By Dyke Hendrickson
NEWBURYPORT — A local startup company that is attempting to turn the power of waves into energy is considering launching its first pilot project this summer in Nantucket.
Resolute Marine Energy, located at the Clean Tech Center in Newburyport, yesterday hosted several state officials to demonstrate its technology.
Those present included Jeffrey Simon, director of the Massachusetts Recovery and Reinvestment Office.
RME officials said they have benefited from a $1 million grant through the Department of Energy.
P. William Staby, founder and CEO of the young firm, said the company has hired 10 full- and part-time employees and has purchased goods from close to two dozen companies in Massachusetts as it moves forward in developing what it calls its wave-energy converter (WEC) prototype.

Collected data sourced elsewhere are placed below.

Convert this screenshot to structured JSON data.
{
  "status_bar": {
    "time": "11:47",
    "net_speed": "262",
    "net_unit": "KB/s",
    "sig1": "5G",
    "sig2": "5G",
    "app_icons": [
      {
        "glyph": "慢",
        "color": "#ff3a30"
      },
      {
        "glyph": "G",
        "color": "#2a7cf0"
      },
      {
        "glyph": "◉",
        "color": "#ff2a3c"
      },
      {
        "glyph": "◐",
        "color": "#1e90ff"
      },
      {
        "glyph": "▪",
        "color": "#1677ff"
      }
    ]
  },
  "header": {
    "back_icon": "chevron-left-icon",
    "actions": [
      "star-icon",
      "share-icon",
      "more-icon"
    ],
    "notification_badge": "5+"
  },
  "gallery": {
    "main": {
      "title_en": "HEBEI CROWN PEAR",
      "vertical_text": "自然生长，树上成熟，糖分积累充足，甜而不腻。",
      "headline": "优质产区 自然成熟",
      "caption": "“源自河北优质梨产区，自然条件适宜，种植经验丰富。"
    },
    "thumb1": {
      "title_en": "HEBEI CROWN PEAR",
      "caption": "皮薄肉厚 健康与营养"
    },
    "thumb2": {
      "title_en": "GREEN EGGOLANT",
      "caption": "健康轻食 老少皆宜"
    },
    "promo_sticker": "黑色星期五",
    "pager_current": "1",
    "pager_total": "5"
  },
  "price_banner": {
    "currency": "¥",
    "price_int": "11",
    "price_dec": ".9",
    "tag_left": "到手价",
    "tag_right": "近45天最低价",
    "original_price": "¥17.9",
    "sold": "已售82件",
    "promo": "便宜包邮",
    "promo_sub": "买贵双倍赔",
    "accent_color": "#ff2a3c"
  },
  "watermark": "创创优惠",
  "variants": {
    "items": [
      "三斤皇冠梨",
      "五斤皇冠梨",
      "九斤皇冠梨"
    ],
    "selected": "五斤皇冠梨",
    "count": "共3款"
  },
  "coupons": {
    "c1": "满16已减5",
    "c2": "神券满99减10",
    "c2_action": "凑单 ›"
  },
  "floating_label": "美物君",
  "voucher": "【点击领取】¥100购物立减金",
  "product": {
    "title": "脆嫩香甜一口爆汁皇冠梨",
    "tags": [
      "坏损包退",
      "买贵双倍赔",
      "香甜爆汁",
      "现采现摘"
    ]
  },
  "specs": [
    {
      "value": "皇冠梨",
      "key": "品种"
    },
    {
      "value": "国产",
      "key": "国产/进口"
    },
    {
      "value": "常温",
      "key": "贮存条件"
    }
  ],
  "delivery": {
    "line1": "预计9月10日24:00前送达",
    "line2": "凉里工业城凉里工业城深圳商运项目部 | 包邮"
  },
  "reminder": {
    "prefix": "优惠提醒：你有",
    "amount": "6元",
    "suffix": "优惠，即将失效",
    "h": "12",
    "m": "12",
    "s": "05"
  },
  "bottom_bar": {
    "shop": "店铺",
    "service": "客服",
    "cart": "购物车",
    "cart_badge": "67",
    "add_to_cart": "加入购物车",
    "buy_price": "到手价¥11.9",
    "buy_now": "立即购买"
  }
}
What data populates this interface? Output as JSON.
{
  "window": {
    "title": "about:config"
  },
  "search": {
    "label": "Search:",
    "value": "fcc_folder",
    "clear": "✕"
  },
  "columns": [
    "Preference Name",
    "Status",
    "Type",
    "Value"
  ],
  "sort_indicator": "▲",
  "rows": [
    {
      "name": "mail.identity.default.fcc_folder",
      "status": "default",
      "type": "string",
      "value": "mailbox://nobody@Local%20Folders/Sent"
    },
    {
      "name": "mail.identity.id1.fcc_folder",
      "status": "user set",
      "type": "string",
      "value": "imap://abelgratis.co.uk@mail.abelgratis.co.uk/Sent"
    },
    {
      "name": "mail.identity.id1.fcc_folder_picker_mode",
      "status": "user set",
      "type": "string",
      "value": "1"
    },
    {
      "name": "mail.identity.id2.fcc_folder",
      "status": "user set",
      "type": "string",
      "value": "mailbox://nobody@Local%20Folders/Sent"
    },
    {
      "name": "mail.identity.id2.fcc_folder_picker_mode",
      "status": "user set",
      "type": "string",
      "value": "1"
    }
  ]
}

Staby said that his team is still gathering data to prove that its technology has commercial value, and he indicated that a successful deployment would involve capturing energy from waves and transmitting it to homes and/or a community nearby.
Staby said that the first "live" trials could take place this summer.
Nantucket has tentatively been chosen, in part because the UMass — Dartmouth, is providing logistical assistance for research, he said.
"We're pleased the way our research has been going, and we are developing this so it has a commercial use," Staby said.
"This is capturing the energy of the waves, and there is a great potential here," he added.
RME's million-dollar grant is helping the company conduct research activities designed to verify and optimize the performance of its patent-pending SurgeWEC technology.
RME recently announced it had successfully completed limited trials of its prototype on the coast of North Carolina. That state was chosen in part because research authorities there provided logistical support.
RME officials say their prototype is "a near-shore, surge-type wave energy converter that is mounted on the sea floor just outside the surf zone and captures energy from waves that pass overhead."
A (future) commercial use might include deployment of units, perhaps 8 feet wide and 8 feet tall, lined up beneath the breaking waves.
The movement of the waves would stimulate paddles on the units to go back and forth, capturing energy. The energy would have to be converted from hydraulic to electrical, and then that energy, when transferred, could serve local homes or communities.
There are numerous issues ahead for the company, including acquiring patents, addressing environmental concerns and developing its prototype so that commercial developers would take a financial interest.
But the company is in startup mode, and officials say the research has been encouraging.
RME's Cliff Goudey, a senior engineer, said, "We learned a lot about the behavior of our WEC in real-world conditions (in North Carolina), and now, we'll move on to the next design iteration and ocean trials in what we hope will be a pre-commercial context."